Spaces:
Running
LoRA Fold 0 Results
This page records the completed fold 0 LoRA experiments and the checkpoint to use.
Recommendation
Use the original all-task fold 0 checkpoint:
- Local checkpoint path:
artifacts/lora/fold0_best.pt - Durable release asset:
fold0_best_all_task.pt - GitHub release: https://github.com/miyu-horiuchi/microbe-model/releases/tag/lora-fold0-20260518
The all-task checkpoint is the best current fold 0 LoRA result. Oxygen-only training and the anaerobe-weighted run were useful checks, but neither improved the clean validation comparison enough to replace the original checkpoint.
Experiments
All runs used fold 0, ESM-2 t12, LoRA r=8, one epoch, batch size 2, gradient
accumulation 8, and Lambda A100 SXM4 GPU training.

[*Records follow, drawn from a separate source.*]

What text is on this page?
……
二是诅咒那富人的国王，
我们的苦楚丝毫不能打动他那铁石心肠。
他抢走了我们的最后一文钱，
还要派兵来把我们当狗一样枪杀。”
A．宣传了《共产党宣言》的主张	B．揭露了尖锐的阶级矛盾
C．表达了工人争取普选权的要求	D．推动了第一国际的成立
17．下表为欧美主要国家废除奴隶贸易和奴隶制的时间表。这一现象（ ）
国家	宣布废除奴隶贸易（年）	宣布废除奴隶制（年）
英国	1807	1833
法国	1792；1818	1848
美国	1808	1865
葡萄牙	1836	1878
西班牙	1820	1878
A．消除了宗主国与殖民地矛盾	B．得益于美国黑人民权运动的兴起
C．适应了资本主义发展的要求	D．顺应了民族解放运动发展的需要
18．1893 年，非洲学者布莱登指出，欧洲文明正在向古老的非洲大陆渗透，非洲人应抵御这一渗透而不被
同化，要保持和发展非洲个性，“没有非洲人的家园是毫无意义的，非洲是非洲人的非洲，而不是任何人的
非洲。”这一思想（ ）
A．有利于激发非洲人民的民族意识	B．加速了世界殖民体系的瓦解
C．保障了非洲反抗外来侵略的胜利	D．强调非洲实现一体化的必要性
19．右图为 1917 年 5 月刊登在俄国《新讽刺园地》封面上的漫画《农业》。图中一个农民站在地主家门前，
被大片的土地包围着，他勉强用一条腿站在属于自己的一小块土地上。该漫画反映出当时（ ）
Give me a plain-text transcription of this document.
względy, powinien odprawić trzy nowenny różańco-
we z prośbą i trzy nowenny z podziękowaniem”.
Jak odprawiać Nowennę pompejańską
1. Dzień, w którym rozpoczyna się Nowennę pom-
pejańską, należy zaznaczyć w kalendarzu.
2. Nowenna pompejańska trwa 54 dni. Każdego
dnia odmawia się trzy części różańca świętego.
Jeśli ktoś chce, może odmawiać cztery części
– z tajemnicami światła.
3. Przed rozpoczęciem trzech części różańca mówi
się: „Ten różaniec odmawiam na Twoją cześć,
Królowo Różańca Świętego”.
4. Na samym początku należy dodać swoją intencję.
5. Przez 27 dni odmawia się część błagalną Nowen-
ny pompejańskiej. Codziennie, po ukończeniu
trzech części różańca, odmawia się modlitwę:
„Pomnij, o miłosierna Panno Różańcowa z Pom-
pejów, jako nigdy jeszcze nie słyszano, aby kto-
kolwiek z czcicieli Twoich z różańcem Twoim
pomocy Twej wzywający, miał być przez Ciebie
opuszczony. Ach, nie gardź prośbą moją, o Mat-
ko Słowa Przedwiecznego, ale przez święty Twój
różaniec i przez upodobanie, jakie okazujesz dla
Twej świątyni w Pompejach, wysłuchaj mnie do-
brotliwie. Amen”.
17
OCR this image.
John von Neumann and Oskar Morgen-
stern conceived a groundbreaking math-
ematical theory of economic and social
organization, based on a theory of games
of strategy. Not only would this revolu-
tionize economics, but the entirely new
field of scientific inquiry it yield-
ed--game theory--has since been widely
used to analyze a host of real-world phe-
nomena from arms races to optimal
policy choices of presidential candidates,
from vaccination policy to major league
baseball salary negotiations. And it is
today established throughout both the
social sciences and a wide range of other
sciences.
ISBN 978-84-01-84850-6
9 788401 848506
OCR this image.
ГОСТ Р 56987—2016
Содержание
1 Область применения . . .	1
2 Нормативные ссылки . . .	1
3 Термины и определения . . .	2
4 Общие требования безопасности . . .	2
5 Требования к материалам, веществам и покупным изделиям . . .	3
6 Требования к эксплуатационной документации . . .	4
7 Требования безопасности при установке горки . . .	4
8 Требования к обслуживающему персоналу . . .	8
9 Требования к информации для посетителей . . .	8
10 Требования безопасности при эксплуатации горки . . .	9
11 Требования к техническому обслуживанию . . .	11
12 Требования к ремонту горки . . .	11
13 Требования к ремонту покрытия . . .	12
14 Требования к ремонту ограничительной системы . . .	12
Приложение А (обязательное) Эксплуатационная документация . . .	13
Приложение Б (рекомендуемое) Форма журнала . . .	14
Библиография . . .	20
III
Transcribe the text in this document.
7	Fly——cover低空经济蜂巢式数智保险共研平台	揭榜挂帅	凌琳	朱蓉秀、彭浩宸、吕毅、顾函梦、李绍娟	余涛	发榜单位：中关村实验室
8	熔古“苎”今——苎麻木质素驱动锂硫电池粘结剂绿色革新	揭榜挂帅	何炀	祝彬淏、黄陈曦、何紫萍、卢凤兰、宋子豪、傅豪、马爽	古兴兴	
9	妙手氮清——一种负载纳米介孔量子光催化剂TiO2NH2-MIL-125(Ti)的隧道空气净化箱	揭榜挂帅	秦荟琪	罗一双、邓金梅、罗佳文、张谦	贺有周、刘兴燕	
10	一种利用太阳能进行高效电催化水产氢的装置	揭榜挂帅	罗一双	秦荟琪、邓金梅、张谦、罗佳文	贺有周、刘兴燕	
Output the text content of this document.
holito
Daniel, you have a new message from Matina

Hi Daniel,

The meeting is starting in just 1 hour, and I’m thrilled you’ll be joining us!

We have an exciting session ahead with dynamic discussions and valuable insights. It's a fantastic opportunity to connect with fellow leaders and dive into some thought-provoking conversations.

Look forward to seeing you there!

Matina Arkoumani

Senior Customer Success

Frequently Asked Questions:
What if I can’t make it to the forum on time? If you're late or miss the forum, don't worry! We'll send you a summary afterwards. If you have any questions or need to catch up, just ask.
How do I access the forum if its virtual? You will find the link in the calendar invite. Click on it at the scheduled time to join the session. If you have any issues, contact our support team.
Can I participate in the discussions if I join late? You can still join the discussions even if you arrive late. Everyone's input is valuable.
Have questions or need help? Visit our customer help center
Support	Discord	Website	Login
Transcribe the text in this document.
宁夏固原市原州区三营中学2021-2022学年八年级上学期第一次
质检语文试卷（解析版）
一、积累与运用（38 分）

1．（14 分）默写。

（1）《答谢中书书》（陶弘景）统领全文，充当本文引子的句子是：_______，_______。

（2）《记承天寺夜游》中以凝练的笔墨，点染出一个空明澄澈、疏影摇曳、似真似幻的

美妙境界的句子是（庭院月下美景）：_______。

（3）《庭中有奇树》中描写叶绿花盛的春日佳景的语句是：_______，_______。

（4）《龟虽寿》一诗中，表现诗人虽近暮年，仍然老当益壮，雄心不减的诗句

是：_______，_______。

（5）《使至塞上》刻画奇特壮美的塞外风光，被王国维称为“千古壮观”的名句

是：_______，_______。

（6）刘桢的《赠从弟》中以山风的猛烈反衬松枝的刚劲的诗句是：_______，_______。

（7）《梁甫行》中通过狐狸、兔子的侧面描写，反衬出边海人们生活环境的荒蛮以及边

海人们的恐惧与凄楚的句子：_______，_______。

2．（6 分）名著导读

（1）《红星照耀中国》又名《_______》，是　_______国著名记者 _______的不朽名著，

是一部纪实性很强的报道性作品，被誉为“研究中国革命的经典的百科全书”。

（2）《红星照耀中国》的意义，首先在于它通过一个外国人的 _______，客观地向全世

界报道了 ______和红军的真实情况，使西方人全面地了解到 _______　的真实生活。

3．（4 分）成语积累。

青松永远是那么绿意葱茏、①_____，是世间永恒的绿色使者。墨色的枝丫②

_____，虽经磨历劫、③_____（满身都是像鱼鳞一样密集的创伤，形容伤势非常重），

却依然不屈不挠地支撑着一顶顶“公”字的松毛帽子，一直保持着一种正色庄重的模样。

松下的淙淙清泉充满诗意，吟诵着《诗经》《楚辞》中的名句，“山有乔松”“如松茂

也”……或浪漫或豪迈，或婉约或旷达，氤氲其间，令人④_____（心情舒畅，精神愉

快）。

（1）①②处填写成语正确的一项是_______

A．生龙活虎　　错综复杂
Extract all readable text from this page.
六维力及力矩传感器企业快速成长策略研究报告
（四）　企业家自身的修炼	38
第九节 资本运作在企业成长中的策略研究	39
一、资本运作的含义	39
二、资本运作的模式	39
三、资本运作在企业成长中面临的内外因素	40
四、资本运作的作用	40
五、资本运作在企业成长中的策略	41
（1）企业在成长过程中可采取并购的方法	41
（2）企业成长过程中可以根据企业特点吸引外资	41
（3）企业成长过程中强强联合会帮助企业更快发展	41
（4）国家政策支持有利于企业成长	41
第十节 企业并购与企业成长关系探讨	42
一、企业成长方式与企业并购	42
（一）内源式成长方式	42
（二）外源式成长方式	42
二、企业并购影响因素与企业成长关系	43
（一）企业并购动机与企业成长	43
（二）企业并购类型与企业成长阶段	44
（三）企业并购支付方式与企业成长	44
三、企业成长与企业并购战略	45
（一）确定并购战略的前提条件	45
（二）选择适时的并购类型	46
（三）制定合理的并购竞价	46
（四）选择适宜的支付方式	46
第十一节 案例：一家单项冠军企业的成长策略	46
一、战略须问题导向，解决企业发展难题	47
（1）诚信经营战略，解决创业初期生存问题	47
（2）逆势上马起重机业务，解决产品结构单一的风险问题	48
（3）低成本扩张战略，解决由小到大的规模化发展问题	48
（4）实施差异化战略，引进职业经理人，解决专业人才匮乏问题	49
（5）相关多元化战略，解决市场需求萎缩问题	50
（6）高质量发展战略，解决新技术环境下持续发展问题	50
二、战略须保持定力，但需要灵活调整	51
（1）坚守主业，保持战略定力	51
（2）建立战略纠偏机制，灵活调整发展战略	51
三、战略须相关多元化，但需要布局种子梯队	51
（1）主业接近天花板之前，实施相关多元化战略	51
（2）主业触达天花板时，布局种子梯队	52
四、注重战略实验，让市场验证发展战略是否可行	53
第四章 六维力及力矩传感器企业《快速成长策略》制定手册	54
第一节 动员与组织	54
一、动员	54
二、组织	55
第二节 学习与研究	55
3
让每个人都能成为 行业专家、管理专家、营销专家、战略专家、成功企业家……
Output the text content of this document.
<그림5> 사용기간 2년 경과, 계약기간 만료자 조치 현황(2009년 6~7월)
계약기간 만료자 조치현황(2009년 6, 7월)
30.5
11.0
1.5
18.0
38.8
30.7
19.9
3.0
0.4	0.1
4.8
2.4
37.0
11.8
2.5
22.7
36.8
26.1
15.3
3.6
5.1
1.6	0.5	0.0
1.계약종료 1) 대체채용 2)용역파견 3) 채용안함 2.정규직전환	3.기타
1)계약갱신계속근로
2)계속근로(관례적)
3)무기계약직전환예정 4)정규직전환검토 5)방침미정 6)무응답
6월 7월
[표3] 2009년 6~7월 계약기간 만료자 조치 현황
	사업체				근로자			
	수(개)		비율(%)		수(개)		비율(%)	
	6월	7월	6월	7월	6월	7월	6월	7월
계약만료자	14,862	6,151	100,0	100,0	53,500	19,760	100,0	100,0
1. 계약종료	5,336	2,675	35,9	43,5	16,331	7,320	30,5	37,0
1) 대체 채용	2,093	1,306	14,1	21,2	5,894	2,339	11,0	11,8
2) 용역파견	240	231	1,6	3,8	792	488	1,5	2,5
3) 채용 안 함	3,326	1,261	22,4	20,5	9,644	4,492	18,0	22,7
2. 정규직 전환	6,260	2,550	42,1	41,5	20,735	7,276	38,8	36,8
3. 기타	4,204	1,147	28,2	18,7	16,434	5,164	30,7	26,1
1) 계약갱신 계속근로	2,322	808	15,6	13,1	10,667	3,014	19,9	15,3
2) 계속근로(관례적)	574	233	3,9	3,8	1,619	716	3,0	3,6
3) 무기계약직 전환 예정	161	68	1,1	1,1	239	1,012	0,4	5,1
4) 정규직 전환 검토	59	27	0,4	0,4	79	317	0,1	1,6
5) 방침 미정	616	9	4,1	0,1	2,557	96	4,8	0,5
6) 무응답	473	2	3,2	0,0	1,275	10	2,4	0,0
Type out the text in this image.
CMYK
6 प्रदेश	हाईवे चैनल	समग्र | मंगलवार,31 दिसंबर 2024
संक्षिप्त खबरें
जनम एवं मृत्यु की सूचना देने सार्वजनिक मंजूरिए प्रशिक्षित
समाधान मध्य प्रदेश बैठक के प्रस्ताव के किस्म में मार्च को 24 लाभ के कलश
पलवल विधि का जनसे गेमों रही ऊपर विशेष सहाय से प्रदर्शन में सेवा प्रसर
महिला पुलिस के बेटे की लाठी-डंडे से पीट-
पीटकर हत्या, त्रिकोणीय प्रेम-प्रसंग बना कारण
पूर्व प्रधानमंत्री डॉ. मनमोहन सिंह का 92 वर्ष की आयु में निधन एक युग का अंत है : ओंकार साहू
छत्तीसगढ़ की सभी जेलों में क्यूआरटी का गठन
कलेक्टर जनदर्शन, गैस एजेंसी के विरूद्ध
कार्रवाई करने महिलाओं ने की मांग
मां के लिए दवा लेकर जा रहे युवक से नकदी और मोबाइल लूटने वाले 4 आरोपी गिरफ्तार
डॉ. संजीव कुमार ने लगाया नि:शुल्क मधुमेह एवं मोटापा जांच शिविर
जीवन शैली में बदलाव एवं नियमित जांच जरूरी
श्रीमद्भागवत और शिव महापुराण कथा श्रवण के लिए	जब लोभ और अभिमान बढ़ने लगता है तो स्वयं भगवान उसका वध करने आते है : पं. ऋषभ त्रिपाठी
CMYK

| Run | Local result file | Oxygen macro F1 | Oxygen n | Use? |
|---|---|---|---|---|
| All-task LoRA | artifacts/lora/fold0_results.json |
0.944823 | 2266 | Yes |
| Oxygen-only LoRA | artifacts/lora/fold0_results_oxygen.json |
0.916836 | 2214 | No |
| Anaerobe-weighted all-task LoRA | artifacts/lora_weighted_anaerobe/fold0_results.json |
0.944776 | 2266 | No |
The anaerobe-weighted run used oxygen class weights:
aerobe=1.0, anaerobe=1.5, facultative_anaerobe=1.0, microaerobe=1.0
It slightly improved anaerobe recall in the detailed diagnostic, but its fold 0 training-validation oxygen macro F1 was fractionally lower than the all-task run.
Checkpoint Assets
The .pt files are not committed to git. They are stored as GitHub Release assets:
| Asset | SHA256 |
|---|---|
fold0_best_all_task.pt |
8a73ee20252b1aa710b0480abd307ffbc38b788b1a152a7e63298c525a04be23 |
fold0_best_oxygen_only.pt |
fd10d4a2a7cba5d564fb9ba1f730cace07a0a2173d3622f1f572cfd29306fc95 |
fold0_best_weighted_anaerobe.pt |
c8d34999f570663e020e5644a994f821bf9539a6fcc3e029d5942b8dc7709826 |
Loading The Best Checkpoint
The checkpoint is a PyTorch dictionary with these keys:
epochmodel_cfgtrain_cfgstate_dict
Minimal load pattern:
import torch
from microbe_model.train.lora_model import LoraModelConfig, PhenoLoRAModel
checkpoint = torch.load("artifacts/lora/fold0_best.pt", map_location="cpu")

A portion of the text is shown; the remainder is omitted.